Masalah Hak Tanggungan untuk Hunian Orang Asing

Akademisi dan bankir memberikan pendapat tentang boleh tidaknya Hak Pakai sebagai Hak Tanggungan untuk mendapatkan kredit dari bank.

FITRI N. HERIANI
Bacaan 2 Menit
Tenaga Kerja Asing di Indonesia. Foto: RES
Tenaga Kerja Asing di Indonesia. Foto: RES

PP No. 103 Tahun 2015 tentang Pemilikan Rumah Tempat Tinggal atau Hunian oleh Orang Asing yang Berkedudukan di Indonesia mempertegas peluang Warga Negara Asing (WNA) untuk memiliki tempat tinggal dengan status Hak Pakai (HP). WNA dapat memiliki rumah tapak atau apartemen selama puluhan tahun.

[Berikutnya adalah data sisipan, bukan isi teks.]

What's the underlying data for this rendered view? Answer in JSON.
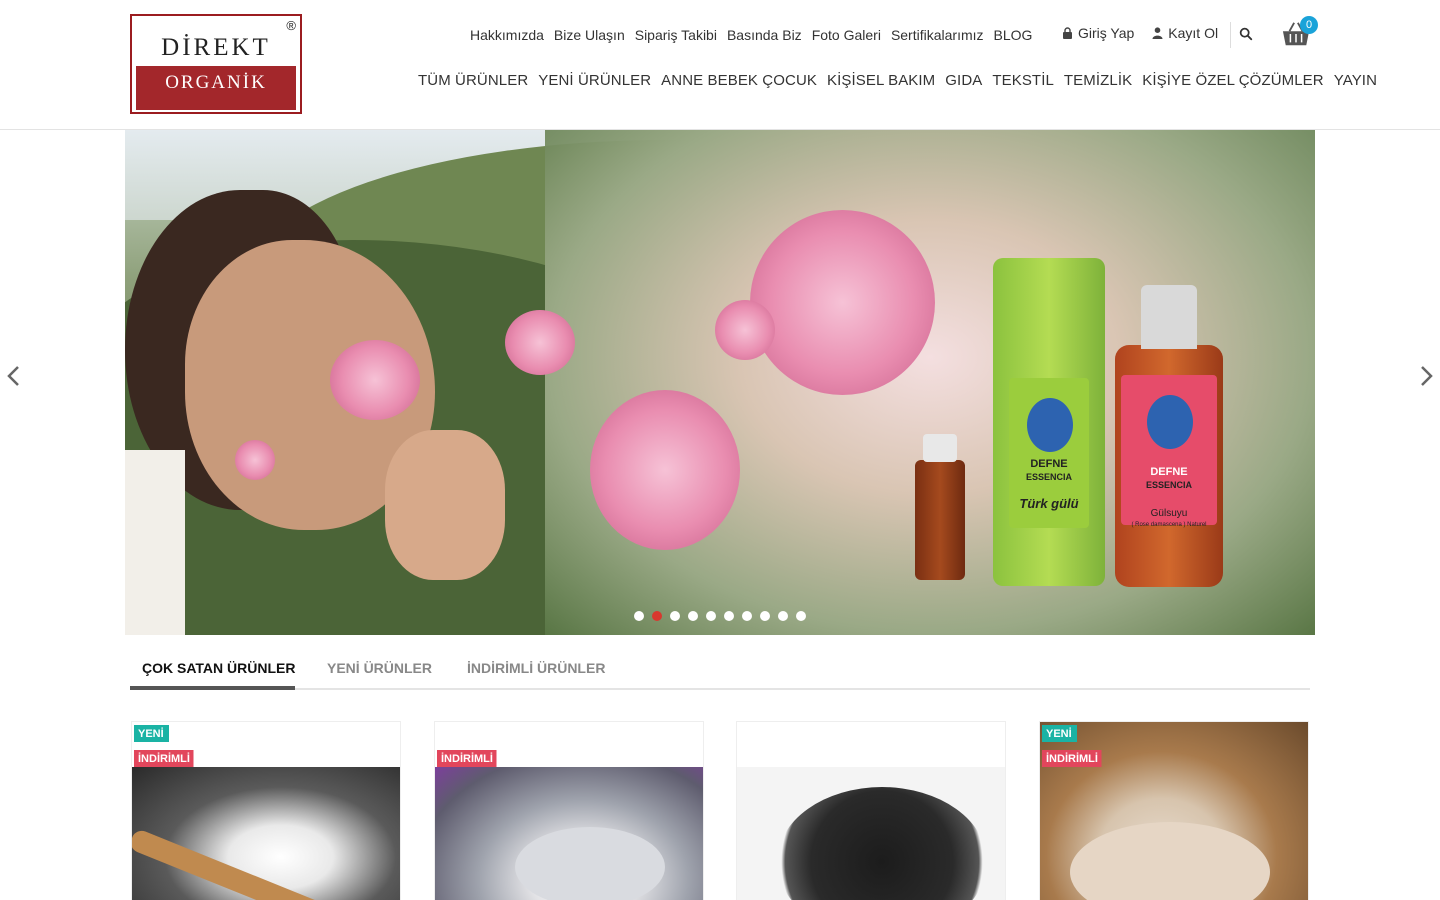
{
  "brand": {
    "line1": "DİREKT",
    "line2": "ORGANİK",
    "registered": "®",
    "colors": {
      "primary": "#a3272b",
      "accent": "#1aa3d9"
    }
  },
  "topnav": [
    "Hakkımızda",
    "Bize Ulaşın",
    "Sipariş Takibi",
    "Basında Biz",
    "Foto Galeri",
    "Sertifikalarımız",
    "BLOG"
  ],
  "user": {
    "login": {
      "label": "Giriş Yap",
      "icon": "lock-icon"
    },
    "register": {
      "label": "Kayıt Ol",
      "icon": "user-icon"
    }
  },
  "cart": {
    "count": "0",
    "icon": "basket-icon"
  },
  "mainnav": [
    "TÜM ÜRÜNLER",
    "YENİ ÜRÜNLER",
    "ANNE BEBEK ÇOCUK",
    "KİŞİSEL BAKIM",
    "GIDA",
    "TEKSTİL",
    "TEMİZLİK",
    "KİŞİYE ÖZEL ÇÖZÜMLER",
    "YAYIN"
  ],
  "slider": {
    "slide_count": 10,
    "active_slide": 2,
    "bottle_brand_1": "DEFNE",
    "bottle_sub_1": "ESSENCIA",
    "bottle_name_1": "Türk gülü",
    "bottle_brand_2": "DEFNE",
    "bottle_sub_2": "ESSENCIA",
    "bottle_name_2": "Gülsuyu",
    "bottle_desc_2": "( Rose damascena ) Naturel"
  },
  "tabs": [
    "ÇOK SATAN ÜRÜNLER",
    "YENİ ÜRÜNLER",
    "İNDİRİMLİ ÜRÜNLER"
  ],
  "active_tab": "ÇOK SATAN ÜRÜNLER",
  "products": [
    {
      "badges": [
        "YENİ",
        "İNDİRİMLİ"
      ]
    },
    {
      "badges": [
        "İNDİRİMLİ"
      ]
    },
    {
      "badges": []
    },
    {
      "badges": [
        "YENİ",
        "İNDİRİMLİ"
      ]
    }
  ]
}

Masalah yang sering timbul selama ini adalah keengganan kalangan perbankan membiayai pembangunan hunian untuk WNA dengan status hak pakai. Dalam seminar ‘Pengaruh Berlakunya PP No. 103 Tahun 2015 Terhadap Perkembangan Bisnis Properti di Indonesia’, Kamis (18/2), masalah ini juga mengemuka. Acara yang digelar Forum Kajian dan Konsultasi Pertanahan (FK2P) dan Fakultas Hukum Universitas Trisakti tersebut, mencoba menjawab apakah HP bersifat bankable (diterima kalangan perbankan)?

Untuk menjawabnya bisa dirujuk Pasal 4 UU No. 4 Tahun 1996 tentang Hak Tanggungan atas Tanah Beserta Benda-Benda yang Berkaitan dengan Tanah. Berdasarkan ayat (1) pasal ini, hak atas tanah yang dapat dibebani Hak Tanggungan (HT) adalah hak milik, hak guna usaha (HGU), dan hak guna bangunan (HGB). Mengenai HP, ayat (2) menyebutkan HP atas tanah negara yang menurut ketentuan yang berlaku wajib didaftar dan menurut sifatnya dapat dipindahtangankan dapat juga dibebani Hak Tanggungan.

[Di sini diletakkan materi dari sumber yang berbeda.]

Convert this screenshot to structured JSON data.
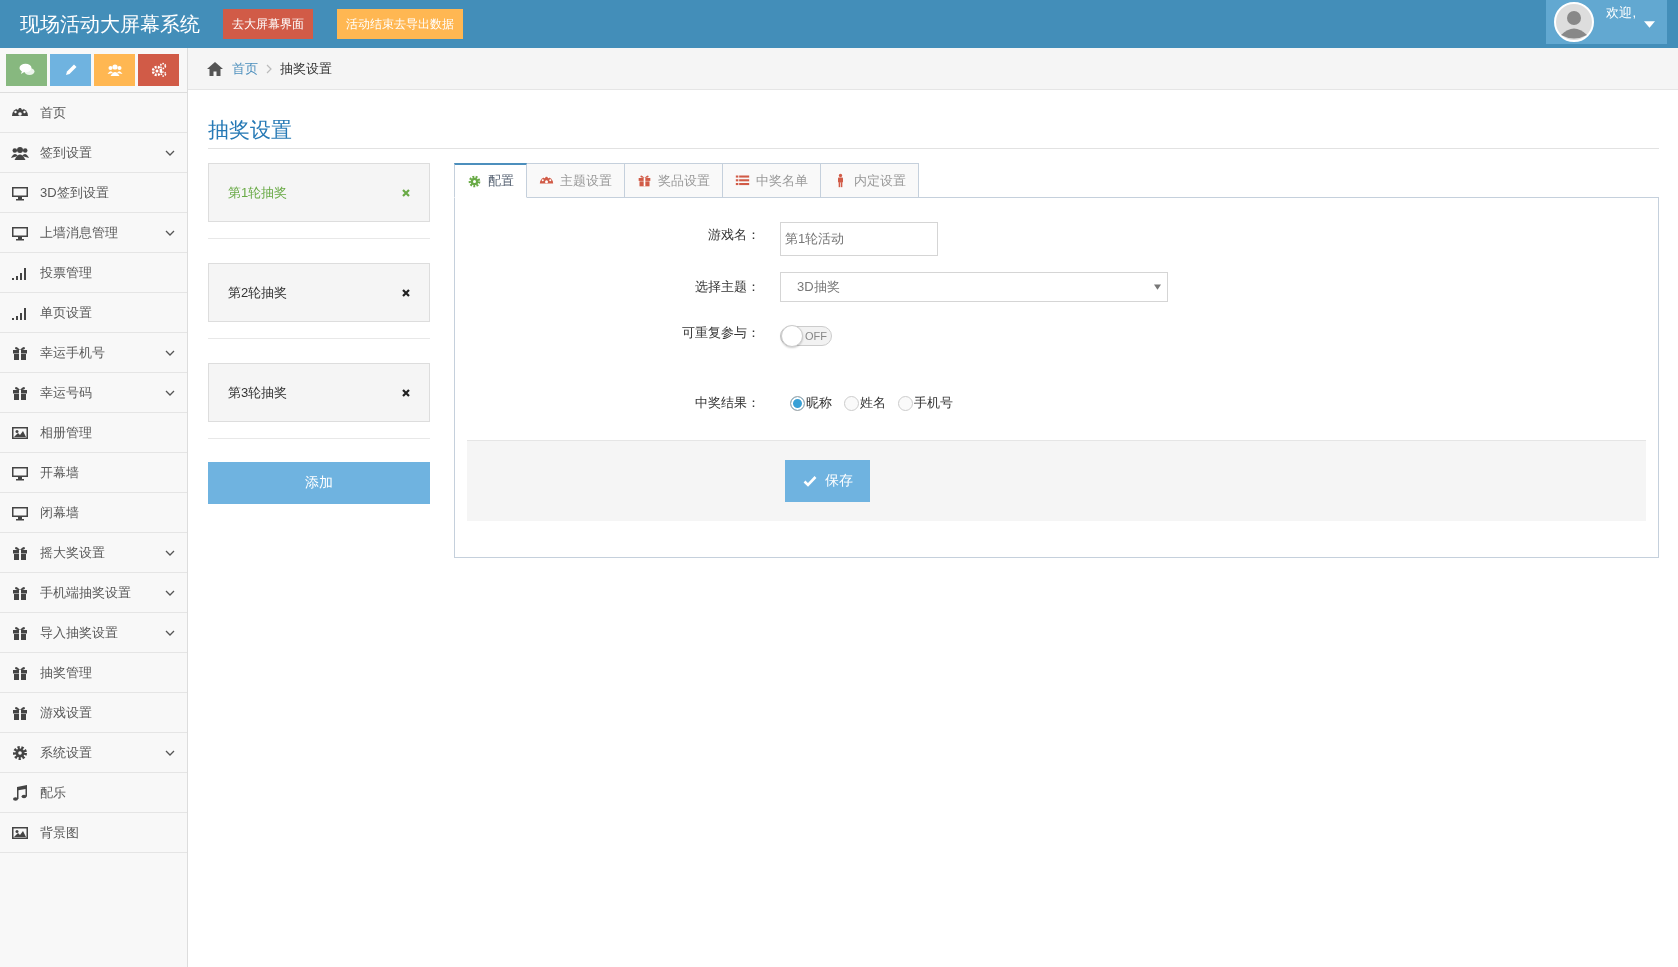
{
  "header": {
    "title": "现场活动大屏幕系统",
    "buttons": [
      {
        "label": "去大屏幕界面",
        "kind": "danger"
      },
      {
        "label": "活动结束去导出数据",
        "kind": "warning"
      }
    ],
    "user": {
      "greeting": "欢迎,"
    }
  },
  "shortcuts": [
    {
      "kind": "comments",
      "color": "#87b87f"
    },
    {
      "kind": "pencil",
      "color": "#6fb3e0"
    },
    {
      "kind": "users",
      "color": "#ffb752"
    },
    {
      "kind": "cogs",
      "color": "#d15b47"
    }
  ],
  "sidebar": {
    "items": [
      {
        "label": "首页",
        "kind": "dashboard",
        "has_submenu": false
      },
      {
        "label": "签到设置",
        "kind": "users",
        "has_submenu": true
      },
      {
        "label": "3D签到设置",
        "kind": "monitor",
        "has_submenu": false
      },
      {
        "label": "上墙消息管理",
        "kind": "monitor",
        "has_submenu": true
      },
      {
        "label": "投票管理",
        "kind": "signal",
        "has_submenu": false
      },
      {
        "label": "单页设置",
        "kind": "signal",
        "has_submenu": false
      },
      {
        "label": "幸运手机号",
        "kind": "gift",
        "has_submenu": true
      },
      {
        "label": "幸运号码",
        "kind": "gift",
        "has_submenu": true
      },
      {
        "label": "相册管理",
        "kind": "image",
        "has_submenu": false
      },
      {
        "label": "开幕墙",
        "kind": "monitor",
        "has_submenu": false
      },
      {
        "label": "闭幕墙",
        "kind": "monitor",
        "has_submenu": false
      },
      {
        "label": "摇大奖设置",
        "kind": "gift",
        "has_submenu": true
      },
      {
        "label": "手机端抽奖设置",
        "kind": "gift",
        "has_submenu": true
      },
      {
        "label": "导入抽奖设置",
        "kind": "gift",
        "has_submenu": true
      },
      {
        "label": "抽奖管理",
        "kind": "gift",
        "has_submenu": false
      },
      {
        "label": "游戏设置",
        "kind": "gift",
        "has_submenu": false
      },
      {
        "label": "系统设置",
        "kind": "gear",
        "has_submenu": true
      },
      {
        "label": "配乐",
        "kind": "music",
        "has_submenu": false
      },
      {
        "label": "背景图",
        "kind": "image",
        "has_submenu": false
      }
    ]
  },
  "breadcrumb": [
    {
      "label": "首页",
      "link": true
    },
    {
      "label": "抽奖设置",
      "link": false
    }
  ],
  "page_title": "抽奖设置",
  "rounds": [
    {
      "label": "第1轮抽奖",
      "selected": true
    },
    {
      "label": "第2轮抽奖",
      "selected": false
    },
    {
      "label": "第3轮抽奖",
      "selected": false
    }
  ],
  "add_button": "添加",
  "tabs": [
    {
      "label": "配置",
      "kind": "gear",
      "selected": true
    },
    {
      "label": "主题设置",
      "kind": "dashboard",
      "selected": false
    },
    {
      "label": "奖品设置",
      "kind": "gift",
      "selected": false
    },
    {
      "label": "中奖名单",
      "kind": "list",
      "selected": false
    },
    {
      "label": "内定设置",
      "kind": "person",
      "selected": false
    }
  ],
  "form": {
    "game_name": {
      "label": "游戏名：",
      "value": "第1轮活动"
    },
    "theme": {
      "label": "选择主题：",
      "value": "3D抽奖"
    },
    "repeat": {
      "label": "可重复参与：",
      "on": false,
      "state_text": "OFF"
    },
    "result": {
      "label": "中奖结果：",
      "options": [
        {
          "label": "昵称",
          "selected": true
        },
        {
          "label": "姓名",
          "selected": false
        },
        {
          "label": "手机号",
          "selected": false
        }
      ]
    }
  },
  "save_button": "保存"
}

Berangkat dari rumusan Pasal 4 ayat (1) dan (2) UU Hak Tanggungan tersebut, Guru Besar Hukum Agraria Universitas Indonesia Arie Sukanti Hutagalung berpendapat HP bisa dijadikan Hak Tanggungan atas kredit di perbankan. Masalahnya, sesuai ketentuan, HP itu harus berada di atas tanah negara atau di atas Hak Pengelolaan (HPL). “Kalau untuk hak pakai di atas hak milik, itu tidak diatur dalam undang-undang,” kata Arie kepada hukumonline, Kami (18/2).

Bankable?
Selama ini proyek hunian di atas tanah dengan status HP sulit mendapatkan kredit. Sulit bukan berarti tidak boleh. Direktur Departemen Bank Indonesia, Imam Subarkah, mengatakan pemberian kredit kepada asing oleh perbankan tidak dilarang. Hal tersebut jelas diatur dalam Peraturan Bank Indonesia (PBI) No. 17/14/PBI/2015 tentang Transaksi Valuta Asing terhadap Rupiah, khususnya Pasal 15 huruf D. Jadi, kata Imam, HP bisa digunakan sebagai Hak Tanggungan.

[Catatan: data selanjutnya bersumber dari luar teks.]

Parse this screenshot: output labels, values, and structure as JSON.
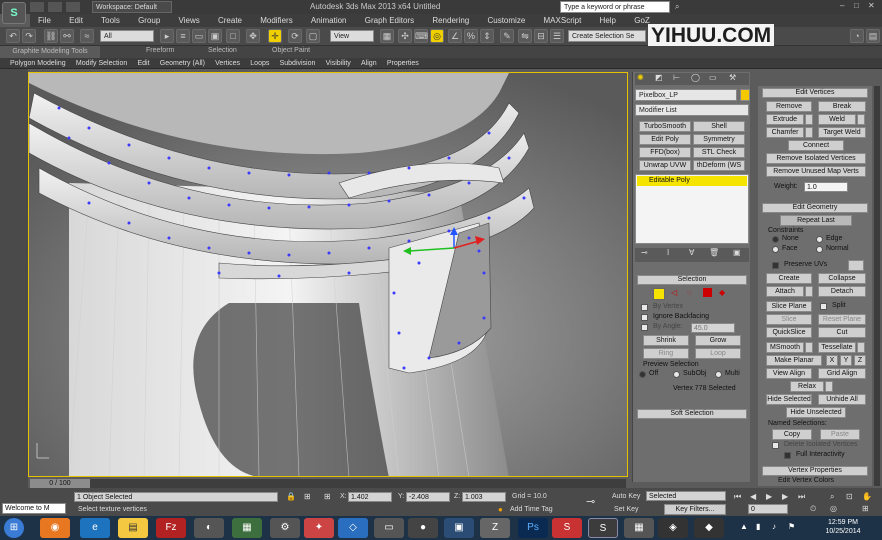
{
  "window": {
    "title": "Autodesk 3ds Max  2013 x64     Untitled",
    "workspace": "Workspace: Default",
    "search_placeholder": "Type a keyword or phrase"
  },
  "menu": [
    "File",
    "Edit",
    "Tools",
    "Group",
    "Views",
    "Create",
    "Modifiers",
    "Animation",
    "Graph Editors",
    "Rendering",
    "Customize",
    "MAXScript",
    "Help",
    "GoZ"
  ],
  "toolbar": {
    "filter": "All",
    "view": "View",
    "selection_set": "Create Selection Se"
  },
  "watermark": "YIHUU.COM",
  "ribbon": {
    "tabs": [
      "Graphite Modeling Tools",
      "Freeform",
      "Selection",
      "Object Paint"
    ],
    "sub": [
      "Polygon Modeling",
      "Modify Selection",
      "Edit",
      "Geometry (All)",
      "Vertices",
      "Loops",
      "Subdivision",
      "Visibility",
      "Align",
      "Properties"
    ]
  },
  "command_panel": {
    "object_name": "Pixelbox_LP",
    "modifier_list": "Modifier List",
    "modifier_buttons": [
      "TurboSmooth",
      "Shell",
      "Edit Poly",
      "Symmetry",
      "FFD(box)",
      "STL Check",
      "Unwrap UVW",
      "thDeform (WS"
    ],
    "stack_item": "Editable Poly",
    "selection": {
      "header": "Selection",
      "by_vertex": "By Vertex",
      "ignore_backfacing": "Ignore Backfacing",
      "by_angle": "By Angle:",
      "angle_value": "45.0",
      "shrink": "Shrink",
      "grow": "Grow",
      "ring": "Ring",
      "loop": "Loop",
      "preview": "Preview Selection",
      "off": "Off",
      "subobj": "SubObj",
      "multi": "Multi",
      "status": "Vertex 778 Selected"
    },
    "soft_selection": "Soft Selection"
  },
  "right_panel": {
    "edit_vertices": "Edit Vertices",
    "remove": "Remove",
    "break": "Break",
    "extrude": "Extrude",
    "weld": "Weld",
    "chamfer": "Chamfer",
    "target_weld": "Target Weld",
    "connect": "Connect",
    "remove_isolated": "Remove Isolated Vertices",
    "remove_unused": "Remove Unused Map Verts",
    "weight_label": "Weight:",
    "weight_value": "1.0",
    "edit_geometry": "Edit Geometry",
    "repeat_last": "Repeat Last",
    "constraints": "Constraints",
    "none": "None",
    "edge": "Edge",
    "face": "Face",
    "normal": "Normal",
    "preserve_uvs": "Preserve UVs",
    "create": "Create",
    "collapse": "Collapse",
    "attach": "Attach",
    "detach": "Detach",
    "slice_plane": "Slice Plane",
    "split": "Split",
    "slice": "Slice",
    "reset_plane": "Reset Plane",
    "quickslice": "QuickSlice",
    "cut": "Cut",
    "msmooth": "MSmooth",
    "tessellate": "Tessellate",
    "make_planar": "Make Planar",
    "x": "X",
    "y": "Y",
    "z": "Z",
    "view_align": "View Align",
    "grid_align": "Grid Align",
    "relax": "Relax",
    "hide_selected": "Hide Selected",
    "unhide_all": "Unhide All",
    "hide_unselected": "Hide Unselected",
    "named_selections": "Named Selections:",
    "copy": "Copy",
    "paste": "Paste",
    "delete_isolated": "Delete Isolated Vertices",
    "full_interactivity": "Full Interactivity",
    "vertex_properties": "Vertex Properties",
    "edit_vertex_colors": "Edit Vertex Colors"
  },
  "status": {
    "timeline": "0 / 100",
    "selected": "1 Object Selected",
    "prompt": "Select texture vertices",
    "x": "1.402",
    "y": "-2.408",
    "z": "1.003",
    "grid": "Grid = 10.0",
    "auto_key": "Auto Key",
    "set_key": "Set Key",
    "key_mode": "Selected",
    "key_filters": "Key Filters...",
    "add_time_tag": "Add Time Tag",
    "frame": "0",
    "welcome": "Welcome to M"
  },
  "clock": {
    "time": "12:59 PM",
    "date": "10/25/2014"
  },
  "colors": {
    "selection_yellow": "#f5e400",
    "vertex_blue": "#3b3bff"
  }
}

Meski begitu, Imam mengingatkan setiap bank memiliki aturan sendiri untuk dapat menerima HP sebagai Hak Tanggungan. Mengapa? Karena terkait dengan pemberian kredit atau pembiayaan, bank wajib menerapkan prinsip kehati-hatian dalam pemberian kredit/pembiayaan. “Dalam konteks kredit itu diserahkan ke bank (menerima HP). Memang secara UU diatur, tapi apakah HP itu aman? Bank banyak menolak karena HP sebagai Hak Tanggungan itu dinilai terlalu berisiko,” jelas Imam.

Praktisi Hukum Agraria Chairul Basri Ahmad bisa memahami penolakan oleh bank untuk membiayai proyek hunian untuk orang asing dengan status HP. Ia berpendapat masalah ini antara lain disebabkan “image” HP yang terbentuk dalam Undang-Undang Pokok Agraria (UUPA).

Misalnya, HP tidak didaftarkan, padahal jika merujuk Pasal 19, 23, 32, dan 38 UUPA, HP seharusnya didaftarkan. Selanjutnya, HP Atas Tanah yang langsung dikuasai oleh Negara, HP hanya dapat dialihkan dengan izin pejabat yang berwenang.

Namun sesuai Peraturan Menteri Agraria No. 9 Tahun 1965 yang diperkuat dengan PP No. 40 Tahun 1996 tentang HGU, HGB, dan Hak Pakai atas TanahHP harus didaftar dan diterbitkan surat-surat tanda bukti hak sesuai dengan ketentuan Pasal 19, 23, 32, dan 38 UUPA. Sehingga, peralihan HP oleh pejabat yang berwenang harus dicabut dan tidak dapat diberlakukan lagi. “Sekarang kan lama HP-nya sudah hampir sama dengan HGB, dan sudah didaftar juga sehingga ada surat-suratnya. Harusnya sudah disamakan (statusnya) dengan HGB,” kata Chairul.

Chairul tidak menutup mata atas fakta bahwa tak semua bank memahami hal tersebut sehingga HP masih tidak memiliki akses untuk memperoleh kredit atau pembiayaan. Agar perbankan tak lagi ‘alergi’ menerima HP sebagai Hak Tanggungan dalam kredit/pembiayaan, Chairul berpendapat sudah sepatutnya BI melakukan sosialisasi kepada perbankan melalui Surat Edaran (SE).